OFFICE OF SCIENCE OUTREACH
DEPARTMENT OF BIOLOGY
Obesity, Type 2 Diabetes, and Fructose
Part 1: The Trends
Since the mid-1970's, Americans have been getting bigger. Not taller, just rounder. This is the "obesity epidemic." Of course, many Americans were overweight before that, but a larger percentage has become obese. The graph below shows a pretty clear change-in-slope at the "1976-1980" timepoint. We would like to know what happened at that time to cause this effect.
After 10-15 years, another alarming trend began. The incidence of Type 2 Diabetes began to increase. Data from the Centers for Disease Control illustrate this very clearly:
Since that time, the incidence of Type 2 Diabetes has increased in parallel with the increase in obesity. In fact. obesity appears to be the single most important factor in developing Type 2 Diabetes.
For over half a century, nutritional advice has been to limit our consumption of fat. The logic, reasonably enough, is that eating fat makes people fat. Furthermore, there is a good correlation between high-fat diets and heart disease.
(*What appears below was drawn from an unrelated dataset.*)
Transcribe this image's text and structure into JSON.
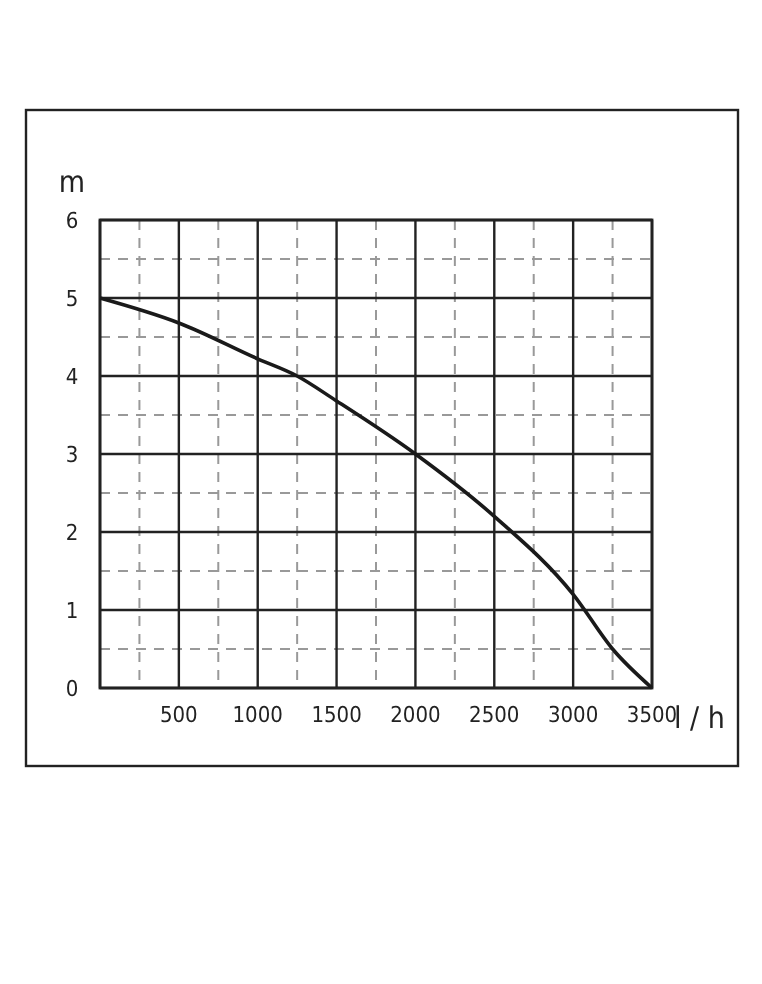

The food industry has done its share in trying to lower fat consumption, by developing low-fat and fat-free substitutes for higher-fat foods. Despite this, however, the USDA reports that from 1970 to 2003, Americans increased fat consumption by 63%, while also increasing grain consumption 43% and sugar consumption 19% -- as part of an overall increase of over 500 calories per day.
That's a lot of calories. In general, the increase in calories has come at a time when Americans are increasingly sedentary. It's no surprise that we gain weight, if we eat more food and exercise less.
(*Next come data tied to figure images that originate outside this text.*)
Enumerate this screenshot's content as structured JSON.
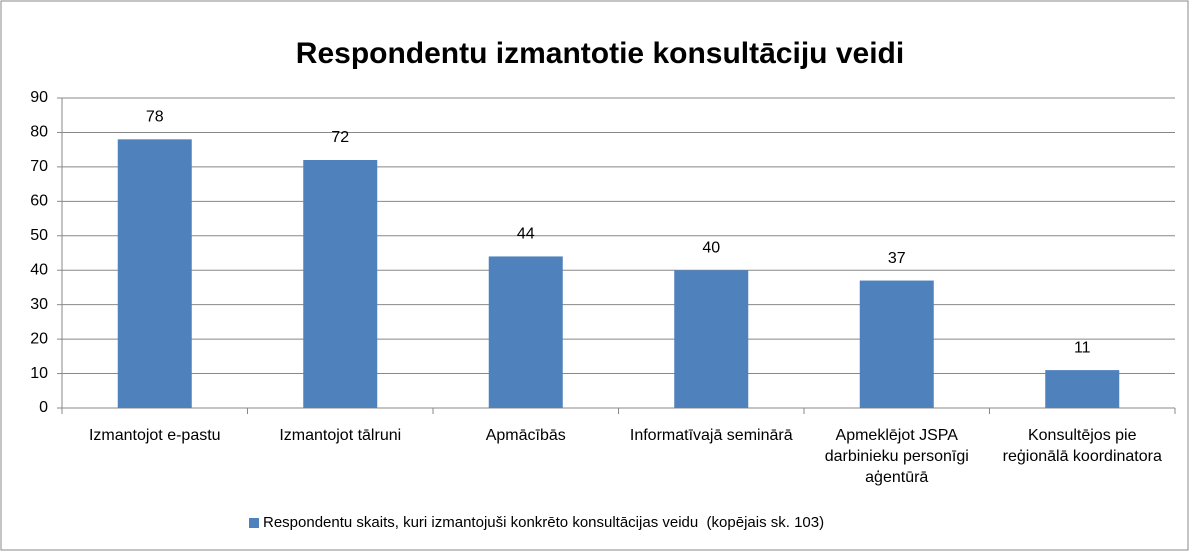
{
  "chart_data": {
    "type": "bar",
    "title": "Respondentu izmantotie konsultāciju veidi",
    "categories": [
      "Izmantojot e-pastu",
      "Izmantojot tālruni",
      "Apmācībās",
      "Informatīvajā seminārā",
      "Apmeklējot JSPA darbinieku personīgi aģentūrā",
      "Konsultējos pie reģionālā koordinatora"
    ],
    "series": [
      {
        "name": "Respondentu skaits, kuri izmantojuši konkrēto konsultācijas veidu  (kopējais sk. 103)",
        "color": "#4f81bd",
        "values": [
          78,
          72,
          44,
          40,
          37,
          11
        ]
      }
    ],
    "ylim": [
      0,
      90
    ],
    "yticks": [
      0,
      10,
      20,
      30,
      40,
      50,
      60,
      70,
      80,
      90
    ],
    "grid": true,
    "legend": "bottom"
  }
}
But it may not be that simple.
In accord with dietary recommendations, Americans have cut back on the amount of animal fat we consume (saturated fat). We have increased the amount of poly-unsaturated fats (PUFAs), however. Most of the PUFAs are oils from plant seeds. Food processors seem to use oils from different plants more-or-less interchangeably, judging from the ingredient lists on a variety of products. They all have fairly similar profiles, however, being relatively rich in ω-6 fatty acids, and relatively poor in ω-3 fatty acids. These graphs would seem to absolve animal fat of blame for the obesity epidemic. Do they implicate plant oils?
[Note that the PUFA graph is in grams/day. We can convert it to pounds/year: 35 g/day = 28 pounds/yr. That's roughly twice as much fat as Americans ate in the first half of the 20th century, when the fat was almost all lard, bacon grease, and the like.]
From Johnson RJ et al, AJCN 2007; 86:899-906
As it became easier and easier to purify and distribute sugar, we (and the British) clearly ate more of it. The striking increase in obesity comes only in recent decades, with the last 20% increase in sugar consumption. Does this absolve sugar of blame? Some would say yes, because in the early 1970's, the technology was developed to convert corn starch into glucose, and then use a simple enzyme treatment to convert glucose into fructose. With a bit more work, we get HFCS, high-fructose corn syrup. With the invention of HFCS, and the government-subsidy of the corn industry, HFCS became a cost-effective replacement for normal sugar, sucrose.
Apparently, the increase in sugar consumption since about 1975 has been due to HFCS. Could HFCS be the relevant factor in the obesity epidemic and consequent diabetes epidemic?
It is incredibly difficult to disentangle the relative contributions of different factors when there are many involved. It is also difficult when we are dealing with people and population-level data. People, unlike laboratory rats, tend to do what they want, and aren't eager to spend their lives eating a scientist's specified food pellets. Epidemiology produces correlations, but not direct cause-and-effect.
So, we have two correlations: an increase in fat consumption (primarily ω-6 fatty acids), and an increase in sugar consumption (primarily HFCS.) Can we use the methods of modern molecular biology to help us here?